Hello guys!
I always feel a beginner when it comes to analog things, so I need help with this sensitive topic.
So, I need to design an LNA for a piezoelectric hydrophone to later digitize the signal with a single-ended ADC (the ADC of my STM32 for now). Hydrophone works both in TX and RX modes (it's for a sonar).
Antenna properties: operating at ~240 kHz, nothing else is known about it now.
Specs for the amplifier are: input voltage is expected to be in the order of 10's of uVolts, so I need ~10^5 voltage gain.
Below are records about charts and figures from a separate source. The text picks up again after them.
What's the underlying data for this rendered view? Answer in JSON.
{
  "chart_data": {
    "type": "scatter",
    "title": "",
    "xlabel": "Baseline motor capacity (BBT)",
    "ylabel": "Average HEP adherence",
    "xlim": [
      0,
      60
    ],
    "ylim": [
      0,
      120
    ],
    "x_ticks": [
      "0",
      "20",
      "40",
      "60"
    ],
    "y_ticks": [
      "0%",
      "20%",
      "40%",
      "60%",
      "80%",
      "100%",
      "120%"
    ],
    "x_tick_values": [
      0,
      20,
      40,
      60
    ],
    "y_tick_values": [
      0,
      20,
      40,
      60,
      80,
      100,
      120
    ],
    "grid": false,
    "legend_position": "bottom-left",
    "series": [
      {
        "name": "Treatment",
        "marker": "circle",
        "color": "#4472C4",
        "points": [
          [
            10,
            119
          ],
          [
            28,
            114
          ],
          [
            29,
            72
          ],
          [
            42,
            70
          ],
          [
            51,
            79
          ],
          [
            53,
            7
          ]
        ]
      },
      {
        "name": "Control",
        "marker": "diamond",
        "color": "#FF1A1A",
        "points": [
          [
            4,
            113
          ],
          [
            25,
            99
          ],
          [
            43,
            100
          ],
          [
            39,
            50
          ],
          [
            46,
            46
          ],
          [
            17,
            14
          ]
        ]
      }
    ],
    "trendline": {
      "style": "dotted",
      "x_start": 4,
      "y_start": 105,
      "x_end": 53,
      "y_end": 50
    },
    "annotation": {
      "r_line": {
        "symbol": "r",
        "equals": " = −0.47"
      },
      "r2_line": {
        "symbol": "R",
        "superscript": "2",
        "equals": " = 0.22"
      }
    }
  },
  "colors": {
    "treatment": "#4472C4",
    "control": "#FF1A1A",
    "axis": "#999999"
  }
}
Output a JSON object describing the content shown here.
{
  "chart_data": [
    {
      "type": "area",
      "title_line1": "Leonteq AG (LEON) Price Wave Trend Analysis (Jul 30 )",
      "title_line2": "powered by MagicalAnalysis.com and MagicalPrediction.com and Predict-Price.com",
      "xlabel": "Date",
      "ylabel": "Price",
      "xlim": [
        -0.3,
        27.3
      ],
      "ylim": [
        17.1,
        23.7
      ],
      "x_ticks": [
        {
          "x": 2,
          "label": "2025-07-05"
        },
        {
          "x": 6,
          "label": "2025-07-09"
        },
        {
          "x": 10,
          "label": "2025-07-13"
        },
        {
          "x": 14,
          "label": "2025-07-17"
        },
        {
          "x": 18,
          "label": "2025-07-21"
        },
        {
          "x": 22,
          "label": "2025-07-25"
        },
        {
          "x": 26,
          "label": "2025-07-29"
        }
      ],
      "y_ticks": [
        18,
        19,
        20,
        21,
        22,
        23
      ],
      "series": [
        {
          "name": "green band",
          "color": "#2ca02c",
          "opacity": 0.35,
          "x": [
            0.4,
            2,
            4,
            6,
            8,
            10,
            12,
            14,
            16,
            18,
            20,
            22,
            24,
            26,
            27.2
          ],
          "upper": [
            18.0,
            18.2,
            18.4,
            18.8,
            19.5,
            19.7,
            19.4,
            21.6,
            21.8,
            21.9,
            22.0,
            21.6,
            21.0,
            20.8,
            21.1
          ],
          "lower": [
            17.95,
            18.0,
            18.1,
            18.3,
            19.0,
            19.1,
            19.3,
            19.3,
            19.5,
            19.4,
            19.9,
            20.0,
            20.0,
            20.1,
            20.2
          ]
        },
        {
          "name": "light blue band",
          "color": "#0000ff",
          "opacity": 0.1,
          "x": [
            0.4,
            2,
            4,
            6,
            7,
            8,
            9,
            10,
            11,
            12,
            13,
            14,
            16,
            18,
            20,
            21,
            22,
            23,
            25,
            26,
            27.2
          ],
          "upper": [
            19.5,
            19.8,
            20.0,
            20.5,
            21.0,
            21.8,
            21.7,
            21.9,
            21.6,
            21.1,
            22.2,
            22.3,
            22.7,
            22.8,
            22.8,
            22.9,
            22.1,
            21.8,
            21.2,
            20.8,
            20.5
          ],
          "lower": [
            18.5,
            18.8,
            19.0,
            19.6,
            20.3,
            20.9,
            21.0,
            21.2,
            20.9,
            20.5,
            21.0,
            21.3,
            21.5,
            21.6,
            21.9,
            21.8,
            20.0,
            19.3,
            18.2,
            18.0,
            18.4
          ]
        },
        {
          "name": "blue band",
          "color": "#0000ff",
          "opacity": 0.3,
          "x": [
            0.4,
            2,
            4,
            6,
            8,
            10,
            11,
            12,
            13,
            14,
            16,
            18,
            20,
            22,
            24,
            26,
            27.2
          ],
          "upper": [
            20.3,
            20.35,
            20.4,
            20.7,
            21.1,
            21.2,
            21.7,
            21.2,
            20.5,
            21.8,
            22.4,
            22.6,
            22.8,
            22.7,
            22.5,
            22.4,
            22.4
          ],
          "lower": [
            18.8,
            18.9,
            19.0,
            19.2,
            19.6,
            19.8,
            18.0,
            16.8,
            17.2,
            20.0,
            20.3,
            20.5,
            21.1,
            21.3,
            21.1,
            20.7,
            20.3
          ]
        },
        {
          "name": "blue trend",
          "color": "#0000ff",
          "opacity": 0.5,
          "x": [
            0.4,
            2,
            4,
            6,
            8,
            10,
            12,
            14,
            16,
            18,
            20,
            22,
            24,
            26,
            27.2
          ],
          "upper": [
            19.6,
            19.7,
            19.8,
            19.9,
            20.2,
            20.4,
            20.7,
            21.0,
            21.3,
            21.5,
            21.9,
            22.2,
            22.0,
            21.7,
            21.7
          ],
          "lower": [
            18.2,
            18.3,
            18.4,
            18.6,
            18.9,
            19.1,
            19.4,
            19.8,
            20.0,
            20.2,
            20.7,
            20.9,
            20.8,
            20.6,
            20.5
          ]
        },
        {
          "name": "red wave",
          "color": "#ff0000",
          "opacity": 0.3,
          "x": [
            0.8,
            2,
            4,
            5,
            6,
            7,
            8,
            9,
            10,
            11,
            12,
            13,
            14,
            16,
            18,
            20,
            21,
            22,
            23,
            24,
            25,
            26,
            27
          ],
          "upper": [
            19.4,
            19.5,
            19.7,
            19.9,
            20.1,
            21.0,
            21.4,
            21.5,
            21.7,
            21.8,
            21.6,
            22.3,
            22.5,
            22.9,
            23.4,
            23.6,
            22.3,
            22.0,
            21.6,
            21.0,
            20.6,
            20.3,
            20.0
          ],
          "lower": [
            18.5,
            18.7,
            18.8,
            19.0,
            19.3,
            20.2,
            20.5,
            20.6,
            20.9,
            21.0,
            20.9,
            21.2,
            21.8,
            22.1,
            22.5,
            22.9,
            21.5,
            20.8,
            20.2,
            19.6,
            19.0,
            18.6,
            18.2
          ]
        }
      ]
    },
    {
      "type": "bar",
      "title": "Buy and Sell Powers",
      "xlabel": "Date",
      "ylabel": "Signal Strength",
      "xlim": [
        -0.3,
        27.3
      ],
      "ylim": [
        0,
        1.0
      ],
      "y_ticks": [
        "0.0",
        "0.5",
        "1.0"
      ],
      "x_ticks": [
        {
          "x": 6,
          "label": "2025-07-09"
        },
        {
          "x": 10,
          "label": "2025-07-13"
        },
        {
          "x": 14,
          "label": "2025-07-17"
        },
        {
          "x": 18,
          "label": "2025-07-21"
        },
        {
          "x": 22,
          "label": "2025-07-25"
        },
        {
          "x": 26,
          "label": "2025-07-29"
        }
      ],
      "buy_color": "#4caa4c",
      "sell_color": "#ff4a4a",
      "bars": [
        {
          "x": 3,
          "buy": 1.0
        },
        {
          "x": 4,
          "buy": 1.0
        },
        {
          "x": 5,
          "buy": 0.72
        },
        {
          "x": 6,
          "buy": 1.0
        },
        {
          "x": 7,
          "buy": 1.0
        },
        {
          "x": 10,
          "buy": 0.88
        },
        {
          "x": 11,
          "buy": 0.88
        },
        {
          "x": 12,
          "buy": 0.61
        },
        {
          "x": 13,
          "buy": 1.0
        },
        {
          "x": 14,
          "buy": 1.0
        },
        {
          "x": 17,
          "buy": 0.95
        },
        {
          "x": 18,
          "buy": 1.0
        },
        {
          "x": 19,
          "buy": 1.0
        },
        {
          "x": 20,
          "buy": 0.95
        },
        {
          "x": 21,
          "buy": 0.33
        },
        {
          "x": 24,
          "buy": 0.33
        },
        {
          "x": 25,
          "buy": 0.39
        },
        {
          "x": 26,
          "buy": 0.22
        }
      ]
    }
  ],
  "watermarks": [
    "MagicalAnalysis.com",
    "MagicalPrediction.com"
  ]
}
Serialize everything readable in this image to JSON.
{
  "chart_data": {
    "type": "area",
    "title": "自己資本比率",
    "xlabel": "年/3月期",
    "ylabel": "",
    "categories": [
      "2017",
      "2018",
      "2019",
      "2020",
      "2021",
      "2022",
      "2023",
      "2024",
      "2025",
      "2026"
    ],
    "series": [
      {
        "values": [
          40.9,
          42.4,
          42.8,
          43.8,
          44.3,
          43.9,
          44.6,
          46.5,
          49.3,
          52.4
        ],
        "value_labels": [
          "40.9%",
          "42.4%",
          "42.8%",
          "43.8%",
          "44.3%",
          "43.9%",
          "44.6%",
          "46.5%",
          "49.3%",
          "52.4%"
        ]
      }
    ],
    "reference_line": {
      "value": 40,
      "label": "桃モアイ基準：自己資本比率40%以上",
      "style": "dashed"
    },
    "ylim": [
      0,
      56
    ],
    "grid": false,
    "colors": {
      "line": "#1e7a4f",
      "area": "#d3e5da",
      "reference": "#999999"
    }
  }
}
Double-pole bandpass frequency response centered at 240 kHz with Q~10 is probably OK as it will be later processed with DSP. Also I want to digitally(from an MCU) control its gain in, at least, 20 dB range or so.
Also this thing is going to be installed not far from noisy things like a lot of DC-DC converters for powerful LEDs.
I intend to make it with high frequency opamps. For the gain-control part I will probably use some digital potentiometer between gain stages(or is there a better choise?). Also i can design the active filter part myself.
When it comes to the first stage of the amplifier, I am not sure what to do. I am considering two options:
1. I am not experienced with noise-sensitive things, but I guess that the common mode rejection ratio mentioned everywhere is an important part in this device to suppress common noise at inputs. I could make the first stage with a transformer(to serve as unbalanced->balanced converter) followed by a low noise high speed opamp, like one of these:
AD8646,
AD8651,
AD8655 or
OP37. But I am not sure about CMRR of a transformer, especially if it will be hand-wound on some ferrite ring. How high can it be?
2. Another option is to eliminate the transformer and take a nice instrumentation amplifier like
INA128 or
INA2128. One more cool instr. amp. I found is
AD8231, more noisy but hey, it has digitally-programmable gain.
One more piece of advice I have seen in the Internet is to go fully differential from input to ADC (Once I had a look at a professional Imagenex sonar board, and they did exactly that with fully-differential opamps
). But I am not sure how much sense it makes in my case if I am using a single-ended ADC.
Also one more general thing I would like to clarify about opamp circuit design is this: if I only care about high frequency part of spectrum, should I care much about opamp specs like offset voltage and input current? As I understand it makes huge difference only if I were to amplify DC signals.
Thanks to anyone who has made it through this wall of text!